The opening prayer is Henry David Thoreau’s.  I invite all who wish to join me:
    Lord of skies, you walk among us
    in the plain brown soil of earth.
    How you’ve chosen to be present
    often seems of little worth.
    You have chosen common bushes,
    kindled them with heaven’s fire,
    spoken through unlikely prophets
    heralding your love’s desire…
    Heaven is under our feet as well as over our heads. [Amen]
Ask a religious community this question: what’s the most important thing about being human? Answer: we harbor a soul.  Next question: why is the soul the vital element?  Answer: with our souls we touch the divine.  The soul is our medium of contact with the sacred, and it animates life itself (animus is Latin for soul). We’ve got soul.

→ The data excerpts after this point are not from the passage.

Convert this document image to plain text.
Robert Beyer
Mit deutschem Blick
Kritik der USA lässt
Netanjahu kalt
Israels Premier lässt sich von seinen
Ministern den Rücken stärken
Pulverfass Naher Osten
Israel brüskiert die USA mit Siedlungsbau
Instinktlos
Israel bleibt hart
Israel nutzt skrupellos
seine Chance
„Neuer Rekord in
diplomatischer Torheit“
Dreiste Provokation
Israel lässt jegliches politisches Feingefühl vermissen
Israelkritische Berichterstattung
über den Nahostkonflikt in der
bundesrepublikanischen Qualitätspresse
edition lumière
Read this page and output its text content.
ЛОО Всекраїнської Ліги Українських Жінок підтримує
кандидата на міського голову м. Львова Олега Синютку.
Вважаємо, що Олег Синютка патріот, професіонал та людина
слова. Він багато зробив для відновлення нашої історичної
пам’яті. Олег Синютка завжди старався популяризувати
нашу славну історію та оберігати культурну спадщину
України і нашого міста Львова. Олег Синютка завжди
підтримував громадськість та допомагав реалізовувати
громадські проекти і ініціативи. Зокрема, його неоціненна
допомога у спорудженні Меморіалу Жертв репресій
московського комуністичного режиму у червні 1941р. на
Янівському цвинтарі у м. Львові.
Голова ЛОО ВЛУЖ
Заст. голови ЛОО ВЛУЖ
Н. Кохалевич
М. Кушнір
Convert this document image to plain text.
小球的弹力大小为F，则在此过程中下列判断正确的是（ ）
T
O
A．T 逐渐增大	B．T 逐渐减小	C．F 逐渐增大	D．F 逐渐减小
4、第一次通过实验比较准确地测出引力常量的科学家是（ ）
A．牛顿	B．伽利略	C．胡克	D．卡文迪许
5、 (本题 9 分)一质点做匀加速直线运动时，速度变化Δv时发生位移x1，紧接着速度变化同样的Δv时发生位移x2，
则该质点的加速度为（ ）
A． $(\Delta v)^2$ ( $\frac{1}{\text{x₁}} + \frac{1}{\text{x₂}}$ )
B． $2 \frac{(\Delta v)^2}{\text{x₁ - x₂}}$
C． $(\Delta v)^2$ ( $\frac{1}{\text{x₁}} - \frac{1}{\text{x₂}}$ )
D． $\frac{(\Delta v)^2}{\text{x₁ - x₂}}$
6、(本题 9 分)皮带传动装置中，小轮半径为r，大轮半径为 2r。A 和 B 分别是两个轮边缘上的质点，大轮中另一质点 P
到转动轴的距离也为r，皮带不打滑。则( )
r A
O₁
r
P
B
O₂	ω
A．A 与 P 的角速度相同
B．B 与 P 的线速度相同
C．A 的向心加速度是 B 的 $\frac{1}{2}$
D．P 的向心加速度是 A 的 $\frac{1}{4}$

Both answers are correct—the soul is the animating element of our humanity and the way we touch the divine.  But the spelling is wrong.  Soul is properly spelled s-o-l-e.  Where is your soul/sole? On the bottom side of your bare feet, in touch with the sacred ‘neath your sole, the soil.
Soil and sole, s-o-l-e, have always been in touch. So have soil and soul, s-o-u-l.  The latter takes a page from Socrates.  He is making the case for philosophy—here he calls it “the art of dialectic”—to Phaedrus, who thinks philosophy a pastime at best.  No, says Socrates, philosophy [which means love of wisdom] is about sowing seeds.

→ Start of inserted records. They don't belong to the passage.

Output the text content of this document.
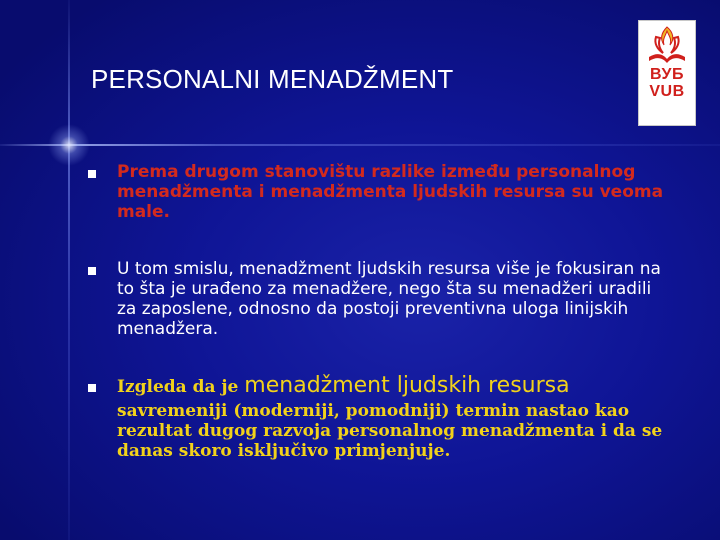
PERSONALNI MENADŽMENT	ВУБ
VUB
Prema drugom stanovištu razlike između personalnog menadžmenta i menadžmenta ljudskih resursa su veoma male.
U tom smislu, menadžment ljudskih resursa više je fokusiran na to šta je urađeno za menadžere, nego šta su menadžeri uradili za zaposlene, odnosno da postoji preventivna uloga linijskih menadžera.
Izgleda da je menadžment ljudskih resursa
savremeniji (moderniji, pomodniji) termin nastao kao rezultat dugog razvoja personalnog menadžmenta i da se danas skoro isključivo primjenjuje.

[A] man employs the art of dialectic, and, fastening upon a suitable soul, plants and sows in it truths accompanied by
knowledge.  Such truths can defend themselves as well as the
man who planted them; they are not sterile, but contain a seed from which fresh truths spring up on other minds; in this way they secure immortality for it, and confer upon the man who possesses it the highest happiness which it is possible for a human being to enjoy.1
Such passages remind me why I received a grade of “C” in
my first philosophy class, on the Socratic dialogues.  But the analogy of Socrates is correct.  Namely, soil and soul—s-o-u-l—share a natural affinity.  Both are living substances and to the degree that life “animates” them both, both lend themselves to cultivation, whether of immortal truth or new life.2  Given the connection ‘neath our feet—soil and soul/sole—we are evidently “bio-spiritual” creatures by nature, a humic substance that requires cultivation of the soul and an entity that, by virtue of its vocation, cultivates.

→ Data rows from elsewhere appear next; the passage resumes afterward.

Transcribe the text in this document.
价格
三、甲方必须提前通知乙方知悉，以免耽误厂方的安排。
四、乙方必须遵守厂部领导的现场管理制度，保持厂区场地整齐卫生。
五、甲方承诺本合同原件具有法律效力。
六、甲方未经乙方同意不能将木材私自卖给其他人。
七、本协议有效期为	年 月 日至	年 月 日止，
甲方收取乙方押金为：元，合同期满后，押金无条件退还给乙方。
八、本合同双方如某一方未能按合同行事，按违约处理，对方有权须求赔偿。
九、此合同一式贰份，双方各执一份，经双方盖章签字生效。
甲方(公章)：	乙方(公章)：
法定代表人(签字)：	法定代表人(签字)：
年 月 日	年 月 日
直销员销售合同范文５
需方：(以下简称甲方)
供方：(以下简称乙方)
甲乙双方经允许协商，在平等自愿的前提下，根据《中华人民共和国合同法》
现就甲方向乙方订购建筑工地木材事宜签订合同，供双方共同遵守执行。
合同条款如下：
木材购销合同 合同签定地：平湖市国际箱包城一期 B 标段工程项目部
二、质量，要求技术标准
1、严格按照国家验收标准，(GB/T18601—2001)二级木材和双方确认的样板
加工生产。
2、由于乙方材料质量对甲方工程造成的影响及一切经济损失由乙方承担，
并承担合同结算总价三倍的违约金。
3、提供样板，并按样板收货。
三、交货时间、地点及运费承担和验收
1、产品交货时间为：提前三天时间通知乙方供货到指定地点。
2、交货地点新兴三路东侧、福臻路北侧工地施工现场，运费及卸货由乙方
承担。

    Religious leaders know about soul cultivation, as do good parents, teachers, artists, and friends.  But do we understand it’s also about soils and soles—s-o-l-e-s?
“Cultivation”—the gardener’s and the farmer’s caretaking activity. Fast-forward from Socrates to Luther.  Luther read Hebrew and noticed our soil and sole connection—s-o-l-e.  Adam—Adam, earth creature, earthling, groundling—is created from ‘ādāmâ—living soil in some translations, “red clay,” “topsoil” or “humus” in others. And, as we will see, ‘ādāmâ is an active, generative agent in the Hebrew Bible and Jewish traditions.  Because of our very origins—Adam from ‘ādāmâ—our vocation is to be shomrei ādāmâ—soil guardians, earth custodians, the cultivators who till and keep and care. And who, in due course, is Adam’s companion? Hava, in Hebrew, Eve in English.  Hava literally means “living”; Eve, the bearer of life, its progenitor.  Stay close to the language here: Adam and Eve, “Soil and Life.” Such is the identity from which the human vocation of shomrei ādāmâ arises.  The sacred is ‘neath your sole; you arise from it, you live a little while upon it, you return to it.
The Koran, after spelling out the wonders of creation at the hands of Allah, asks a question: “If anything could make you marvel, then you should surely marvel at those who say: ‘When we are dust, shall we be restored to a new creation’?” (13:5)3 It’s a question of doubt on the part of those who, The Koran says, “deny their Lord.”  That is, If Allah created us from dust (soil), and rolled out the heavens and the earth and all therein, why would you doubt another, new creation?
But let us return to “cultivation,” where we left Martin Luther. God’s sublunar habitation in the sacred soil ‘neath our soles is somewhere near the center of his theology.  For him, “the finite bears the infinite,” nature’s creatures are God’s “masks”, or, in another image, the “wrappings” of God.  He not only says that the divine is wholly present “in a grain, on a grain, over a grain,” he goes on to find the very “footprints” of God in those of a mouse. They have “such pretty feet and delicate hair,” he says.  But then Luther thinks dung beetles, too, bespeak God so let’s move on to his portrayal of us as “cultivators”.  His Hebrew tells him that ha ‘adam, the farmer, in his translation, is of ‘ādāmâh, arable topsoil and is assigned to till and keep as the “cultivator.”  All of Adam’s descendents—Cain, Abel, Noah, Abraham, Isaac, Jacob—are farmers and landholders, tilling the soil and tending the flocks.  Shouldn’t it be striking for Jews, Christians, and Muslims that, unlike the heroes of the neighbors in Sumeria and Mesopotamia, the archetypal ancestral figures are farmers and shepherds and not kings and warriors? Of course you may prefer to be a king or warrior when you learn, from Luther’s commentary that the “cultivator came from a clod.”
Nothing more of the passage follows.